Example (BioIO loader, two conditions to compare - by specifying the path to their directories, only processing file extensions tif and png:

pixel-patrol export examples/datasets/bioio -o examples/out/test_project.zip \
  --loader bioio --name "test_project" -p tifs -p pngs \
  -e tif -e png --cmap viridis

Intermediate chunk files

PixelPatrol writes intermediate Parquet "chunk" files.

  • Default chunk dir: adjacent to the requested ZIP: <output_parent>/<project_name>_batches/.
  • To override: pass --chunk-dir /path/to/dir.

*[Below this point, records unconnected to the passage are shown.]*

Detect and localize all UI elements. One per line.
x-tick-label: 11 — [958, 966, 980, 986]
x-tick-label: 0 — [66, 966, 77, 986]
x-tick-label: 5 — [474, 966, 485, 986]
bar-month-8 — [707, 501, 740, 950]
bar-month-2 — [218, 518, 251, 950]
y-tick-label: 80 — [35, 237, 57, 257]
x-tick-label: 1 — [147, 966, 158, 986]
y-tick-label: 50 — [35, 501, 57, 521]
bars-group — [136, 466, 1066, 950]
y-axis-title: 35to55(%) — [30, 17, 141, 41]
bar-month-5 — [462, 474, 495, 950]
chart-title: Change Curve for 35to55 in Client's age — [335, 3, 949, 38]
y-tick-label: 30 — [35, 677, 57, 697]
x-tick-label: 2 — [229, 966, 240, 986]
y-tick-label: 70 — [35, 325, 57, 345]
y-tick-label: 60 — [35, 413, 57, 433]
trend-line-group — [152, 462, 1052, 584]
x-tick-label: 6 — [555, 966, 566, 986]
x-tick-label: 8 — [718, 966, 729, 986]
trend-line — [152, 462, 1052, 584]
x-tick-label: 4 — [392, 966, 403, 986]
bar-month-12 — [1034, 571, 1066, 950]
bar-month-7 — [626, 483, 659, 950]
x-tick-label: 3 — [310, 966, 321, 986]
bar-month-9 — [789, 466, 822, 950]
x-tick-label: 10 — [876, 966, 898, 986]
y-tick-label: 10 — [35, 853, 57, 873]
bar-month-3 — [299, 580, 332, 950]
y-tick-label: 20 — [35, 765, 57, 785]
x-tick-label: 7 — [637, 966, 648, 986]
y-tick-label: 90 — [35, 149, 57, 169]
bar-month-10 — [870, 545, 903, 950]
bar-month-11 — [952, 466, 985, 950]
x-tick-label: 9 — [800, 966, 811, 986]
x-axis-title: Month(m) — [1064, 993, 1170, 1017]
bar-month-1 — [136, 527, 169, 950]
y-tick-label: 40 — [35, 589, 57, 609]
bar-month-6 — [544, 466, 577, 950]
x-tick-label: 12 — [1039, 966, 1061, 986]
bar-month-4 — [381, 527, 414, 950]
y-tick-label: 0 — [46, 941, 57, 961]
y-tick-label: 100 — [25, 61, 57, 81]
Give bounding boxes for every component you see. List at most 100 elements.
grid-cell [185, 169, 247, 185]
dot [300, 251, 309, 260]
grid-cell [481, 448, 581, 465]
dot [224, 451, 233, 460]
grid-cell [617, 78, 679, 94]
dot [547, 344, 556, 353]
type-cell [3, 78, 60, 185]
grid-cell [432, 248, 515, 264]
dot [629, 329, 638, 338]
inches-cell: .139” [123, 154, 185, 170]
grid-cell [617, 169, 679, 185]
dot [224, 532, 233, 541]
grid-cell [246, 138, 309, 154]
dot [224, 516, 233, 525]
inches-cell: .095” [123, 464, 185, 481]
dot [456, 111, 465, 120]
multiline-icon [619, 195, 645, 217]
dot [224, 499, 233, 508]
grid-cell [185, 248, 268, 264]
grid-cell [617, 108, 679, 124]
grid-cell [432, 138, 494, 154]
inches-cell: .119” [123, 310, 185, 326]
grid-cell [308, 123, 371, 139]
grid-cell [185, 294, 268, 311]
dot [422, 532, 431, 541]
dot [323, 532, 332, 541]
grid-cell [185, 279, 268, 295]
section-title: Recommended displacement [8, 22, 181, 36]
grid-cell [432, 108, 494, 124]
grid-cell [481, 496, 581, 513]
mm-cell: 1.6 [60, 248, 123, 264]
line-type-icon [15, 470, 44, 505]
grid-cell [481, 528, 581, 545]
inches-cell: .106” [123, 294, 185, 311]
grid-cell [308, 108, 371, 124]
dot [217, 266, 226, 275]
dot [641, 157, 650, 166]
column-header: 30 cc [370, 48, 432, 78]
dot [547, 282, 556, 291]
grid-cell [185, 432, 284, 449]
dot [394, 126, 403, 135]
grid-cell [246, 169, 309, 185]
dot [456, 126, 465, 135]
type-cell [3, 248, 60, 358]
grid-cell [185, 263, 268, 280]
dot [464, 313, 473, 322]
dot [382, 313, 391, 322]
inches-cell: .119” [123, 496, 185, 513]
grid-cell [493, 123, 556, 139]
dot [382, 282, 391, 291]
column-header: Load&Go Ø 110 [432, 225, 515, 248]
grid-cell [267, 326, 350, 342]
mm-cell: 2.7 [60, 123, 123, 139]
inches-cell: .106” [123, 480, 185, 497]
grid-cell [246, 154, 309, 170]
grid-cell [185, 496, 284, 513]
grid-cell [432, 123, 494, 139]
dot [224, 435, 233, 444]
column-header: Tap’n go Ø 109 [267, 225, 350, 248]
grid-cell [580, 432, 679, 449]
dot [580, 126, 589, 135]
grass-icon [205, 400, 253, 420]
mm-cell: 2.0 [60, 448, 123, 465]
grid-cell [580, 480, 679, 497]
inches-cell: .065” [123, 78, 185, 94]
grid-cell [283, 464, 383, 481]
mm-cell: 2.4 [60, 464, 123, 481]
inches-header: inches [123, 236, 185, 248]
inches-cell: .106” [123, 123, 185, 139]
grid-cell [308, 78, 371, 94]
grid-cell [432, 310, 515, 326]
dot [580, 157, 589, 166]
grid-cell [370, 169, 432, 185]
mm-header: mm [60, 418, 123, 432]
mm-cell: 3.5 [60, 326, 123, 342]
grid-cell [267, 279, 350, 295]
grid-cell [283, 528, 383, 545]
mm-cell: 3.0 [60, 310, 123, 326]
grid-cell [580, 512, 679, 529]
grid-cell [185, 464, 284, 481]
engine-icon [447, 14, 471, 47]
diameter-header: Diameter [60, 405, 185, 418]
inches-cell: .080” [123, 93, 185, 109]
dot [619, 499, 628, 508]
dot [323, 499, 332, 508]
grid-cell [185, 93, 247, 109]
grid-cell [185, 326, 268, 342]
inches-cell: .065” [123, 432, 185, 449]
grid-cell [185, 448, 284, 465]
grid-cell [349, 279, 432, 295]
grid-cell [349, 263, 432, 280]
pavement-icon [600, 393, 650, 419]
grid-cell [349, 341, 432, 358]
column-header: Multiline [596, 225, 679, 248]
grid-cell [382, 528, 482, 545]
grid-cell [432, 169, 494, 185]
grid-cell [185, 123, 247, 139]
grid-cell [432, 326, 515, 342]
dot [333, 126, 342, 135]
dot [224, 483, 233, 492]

Important (resume is experimental / limited): Resume only works safely if you rerun on the same dataset layout and use the same chunk directory.
Use by setting project.settings.resume = True

pixel-patrol report

Launches the Dash dashboard from a previously exported project ZIP file. The command prints the URL and attempts to open the browser automatically.

pixel-patrol report <REPORT_ZIP> [OPTIONS]

If the default port is unavailable, supply --port 8051 (or any free port). The command can be rerun at any time; the ZIP file is never modified.
Always run export before report; the exported ZIP is the on-disk representation of a Pixel Patrol project.

Example with custom global grouping and filters:

pixel-patrol report examples/out/quickstart_project.zip \
--group-by size_readable \
--filter-col file_extension \
--filter-op in \
--filter "tif, png"
--dim z=1 --dim t=0

For all filtering options, see:

pixel-patrol report --help

Export report as static HTML

CLI:

  • Use pixel-patrol report <REPORT_ZIP> --export-html report.html [--port PORT] to render and save a static HTML snapshot of the dashboard.
  • This calls the same exporter the API exposes and writes a self-contained HTML file.
pixel-patrol report examples/out/my_project.zip --export-html out/report.html

Note: the exporter requires Playwright dependency, without it an ImportError is raised.

Troubleshooting

  • The CLI validates loader names at runtime; if you see Unknown loader, ensure the corresponding plug-in package is installed and available in the active environment.

API Use

The examples/ directory demonstrates how to use pixel-patrol API and for advanced users also how to extend pixel-patrol (loaders, processors, and widgets) by creating a package.

  • examples/01_quickstart.py or examples/01_quickstart_extended.py – end-to-end walkthrough using the base API. Process the bundled sample data and launch the dashboard:

    uv run examples/01_quickstart.py

    The scripts highlight each API step (create project β†’ add paths β†’ configure settings β†’ process β†’ show β†’ export/import). Feel free to adapt the scripts to your datasets and needed settings.

  • examples/minimal-extension/ – For people who want to extend pixel-patrol, it offers an example minimal plug-in package that registers a custom loader (markdown-diary), processor, and widgets.
    Use this as a starting point for your own plug-ins: update the pyproject.toml metadata (name, version, entry points) to match your project, replace the MARKDOWN_DIARY identifiers with your loader ID, and adjust the processor/widget code to emit the fields you care about. Entry points must be registered under pixel_patrol.loader_plugins, pixel_patrol.processor_plugins, or pixel_patrol.widget_plugins so Pixel Patrol can discover them automatically.